CRÔNICA

ENCHER O CHÃO DE SOMBRAS

Debaixo do “pé de fícus”, suado da ponta dos cabelos à planta dos pés, o transeunte sentava um pouco e, batendo a brisa no rosto, logo o mundo era outro. A lembrança da Rua Cel. Gurgel, em Mossoró, se traduz em uma sucessão enfileirada dessas árvores à frente de antigas lojas e residências, o verde ignorando a aridez da terra, a sombra suavizando o calor destemperado, as folhas bailando em um ensaio permanente. Não era diferente na cidade inteira. Se a plantação em série observada, também, nas demais ruas da região central, fora iniciativa da prefeitura, ao tempo do Padre Mota, nos bairros a planta compunha paisagem familiar a várias gerações e alguns exemplares estão por aí até hoje, testemunhas mais que centenárias das transformações desses burgos empoeirados.
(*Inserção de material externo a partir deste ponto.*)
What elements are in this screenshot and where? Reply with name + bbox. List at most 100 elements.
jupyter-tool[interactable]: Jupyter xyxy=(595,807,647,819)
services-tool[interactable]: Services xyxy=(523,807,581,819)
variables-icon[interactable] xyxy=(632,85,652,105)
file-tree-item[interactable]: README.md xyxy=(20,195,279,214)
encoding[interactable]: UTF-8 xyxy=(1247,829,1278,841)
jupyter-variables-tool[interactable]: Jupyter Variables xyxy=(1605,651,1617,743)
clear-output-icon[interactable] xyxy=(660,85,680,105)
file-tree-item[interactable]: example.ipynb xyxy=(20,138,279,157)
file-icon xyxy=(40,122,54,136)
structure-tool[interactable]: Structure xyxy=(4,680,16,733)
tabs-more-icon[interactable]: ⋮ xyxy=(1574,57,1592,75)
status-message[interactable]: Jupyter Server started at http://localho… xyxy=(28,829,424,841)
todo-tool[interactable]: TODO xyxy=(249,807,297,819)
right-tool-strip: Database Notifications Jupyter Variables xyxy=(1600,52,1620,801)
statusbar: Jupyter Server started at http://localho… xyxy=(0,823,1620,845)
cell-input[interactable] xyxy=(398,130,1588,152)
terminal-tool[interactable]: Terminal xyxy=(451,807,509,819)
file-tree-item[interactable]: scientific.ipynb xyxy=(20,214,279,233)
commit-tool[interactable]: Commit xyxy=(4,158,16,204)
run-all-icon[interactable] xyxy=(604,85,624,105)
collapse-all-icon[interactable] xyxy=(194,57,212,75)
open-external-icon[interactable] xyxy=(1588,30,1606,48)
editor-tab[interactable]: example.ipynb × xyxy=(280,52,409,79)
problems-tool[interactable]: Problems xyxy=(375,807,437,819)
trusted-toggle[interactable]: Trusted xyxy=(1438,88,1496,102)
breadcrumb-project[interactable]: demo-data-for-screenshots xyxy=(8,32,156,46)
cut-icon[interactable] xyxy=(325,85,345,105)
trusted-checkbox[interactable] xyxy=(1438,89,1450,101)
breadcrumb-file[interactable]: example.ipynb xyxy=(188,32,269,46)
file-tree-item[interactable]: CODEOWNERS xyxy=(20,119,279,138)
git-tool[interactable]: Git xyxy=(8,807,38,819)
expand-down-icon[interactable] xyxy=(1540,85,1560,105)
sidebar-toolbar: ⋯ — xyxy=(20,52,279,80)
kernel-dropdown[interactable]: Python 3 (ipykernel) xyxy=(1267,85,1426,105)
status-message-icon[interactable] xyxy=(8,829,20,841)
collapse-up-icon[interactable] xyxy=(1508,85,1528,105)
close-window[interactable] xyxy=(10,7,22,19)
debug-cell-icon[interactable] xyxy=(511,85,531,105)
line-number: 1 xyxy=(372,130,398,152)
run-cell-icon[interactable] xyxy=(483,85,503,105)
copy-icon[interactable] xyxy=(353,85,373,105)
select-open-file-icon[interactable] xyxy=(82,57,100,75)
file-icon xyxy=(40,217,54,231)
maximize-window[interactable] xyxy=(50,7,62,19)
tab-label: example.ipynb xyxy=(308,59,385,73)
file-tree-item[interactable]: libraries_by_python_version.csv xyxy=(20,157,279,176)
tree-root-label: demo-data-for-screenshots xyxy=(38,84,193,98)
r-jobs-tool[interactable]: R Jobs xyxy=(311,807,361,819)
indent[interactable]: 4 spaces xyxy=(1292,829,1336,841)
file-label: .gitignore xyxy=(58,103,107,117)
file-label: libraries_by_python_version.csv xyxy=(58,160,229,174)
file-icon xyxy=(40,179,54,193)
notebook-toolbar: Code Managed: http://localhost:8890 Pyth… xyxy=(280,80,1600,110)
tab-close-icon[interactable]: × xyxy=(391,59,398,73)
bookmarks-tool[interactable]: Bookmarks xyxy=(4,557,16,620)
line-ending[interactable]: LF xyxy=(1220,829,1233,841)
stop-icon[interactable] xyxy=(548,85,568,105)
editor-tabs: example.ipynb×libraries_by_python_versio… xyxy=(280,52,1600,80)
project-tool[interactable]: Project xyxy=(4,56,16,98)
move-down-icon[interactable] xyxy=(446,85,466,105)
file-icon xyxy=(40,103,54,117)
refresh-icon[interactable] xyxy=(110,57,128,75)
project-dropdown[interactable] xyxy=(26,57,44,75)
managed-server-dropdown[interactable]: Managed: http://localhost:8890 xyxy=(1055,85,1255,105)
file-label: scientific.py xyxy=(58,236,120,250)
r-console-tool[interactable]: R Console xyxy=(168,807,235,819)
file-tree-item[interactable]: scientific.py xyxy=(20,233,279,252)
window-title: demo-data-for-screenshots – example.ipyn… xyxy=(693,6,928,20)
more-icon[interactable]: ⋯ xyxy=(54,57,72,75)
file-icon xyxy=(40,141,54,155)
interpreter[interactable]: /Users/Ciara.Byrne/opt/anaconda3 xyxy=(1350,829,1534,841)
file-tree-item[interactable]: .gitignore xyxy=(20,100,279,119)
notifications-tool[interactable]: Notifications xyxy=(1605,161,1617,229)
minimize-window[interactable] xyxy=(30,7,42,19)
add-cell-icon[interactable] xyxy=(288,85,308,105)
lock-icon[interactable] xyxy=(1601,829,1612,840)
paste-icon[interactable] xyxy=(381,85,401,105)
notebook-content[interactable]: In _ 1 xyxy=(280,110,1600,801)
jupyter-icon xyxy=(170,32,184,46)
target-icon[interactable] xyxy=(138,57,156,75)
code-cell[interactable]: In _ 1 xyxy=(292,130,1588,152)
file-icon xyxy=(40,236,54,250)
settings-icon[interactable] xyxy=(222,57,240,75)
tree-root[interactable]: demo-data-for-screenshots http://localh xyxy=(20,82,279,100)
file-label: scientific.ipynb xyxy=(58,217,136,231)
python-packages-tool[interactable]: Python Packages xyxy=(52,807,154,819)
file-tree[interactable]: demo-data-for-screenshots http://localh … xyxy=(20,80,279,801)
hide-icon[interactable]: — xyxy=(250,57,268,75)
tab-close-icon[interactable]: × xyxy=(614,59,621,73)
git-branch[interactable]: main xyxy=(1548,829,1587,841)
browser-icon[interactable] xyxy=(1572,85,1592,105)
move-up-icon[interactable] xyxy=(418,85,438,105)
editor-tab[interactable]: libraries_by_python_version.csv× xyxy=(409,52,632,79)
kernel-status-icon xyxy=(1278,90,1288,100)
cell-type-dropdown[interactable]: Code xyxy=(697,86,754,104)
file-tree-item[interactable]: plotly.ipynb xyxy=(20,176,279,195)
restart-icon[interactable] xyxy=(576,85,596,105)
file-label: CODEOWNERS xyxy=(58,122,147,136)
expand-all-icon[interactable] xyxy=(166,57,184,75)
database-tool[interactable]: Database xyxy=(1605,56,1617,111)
Mas nem só de fícus (Ficus benjamina) eram esses oásis à frente das casas. A beleza dos terreiros era também desenhada por tamarineiras (Tamarindus indica), cajaranas (Spondias dulci) e outras plantas, o sabor dos frutos oferecido como bônus a quem já tinha a sobra acolhedora. A cajarana dispensa apresentação entre nós e, embora se possa dizer o mesmo da tamarina, esta última é hoje incomum na área urbana, que assim se priva da imponência de seu porte, da mágica de suas folhas e flores que ao cair “bordavam” o chão, do sabor do suco feito com seus frutos oblongos, de casca quebradiça e polpa resinosa. Por algumas razões essas espécies foram sendo substituídas. O fícus tinha problemas com suas raízes que se projetam quase ilimitadamente em busca de água no solo, mas sua quase completa erradicação cai na conta do “lacerdinha”, mosquitinho pequeno e incômodo com infeliz predileção por irritar os olhos de quem passava embaixo das belas árvores e que tiveram a não menos lamentável ideia de aparecer na cidade ali pelos finais dos anos 60. Foi quando, não sabemos por qual via, começou a moda de plantar algaroba (Prosopis juliflora), planta mais rude que as anteriores, e castanhola (Terminalia catappa), ambas de sombra maravilhosa. Ocorre que a raiz da castanhola era pior que a do fícus e a da algaroba não segurava a árvore em pé às primeiras ventanias vindas com as chuvas. Selecionaram-se as acácias que agora cumprem seu papel.

A importância da flora nas transformações ambientais é discurso candente da atualidade. O paradoxo é a pouca importância dada à arborização das cidades, responsável pelo microclima. No extremo, folhas no chão são vistas como lixo. Que isso mude. Que se encham as ruas das sombras das árvores. E que as folhas caídas sejam apenas matéria orgânica a ser preservada no solo, no outono das plantas.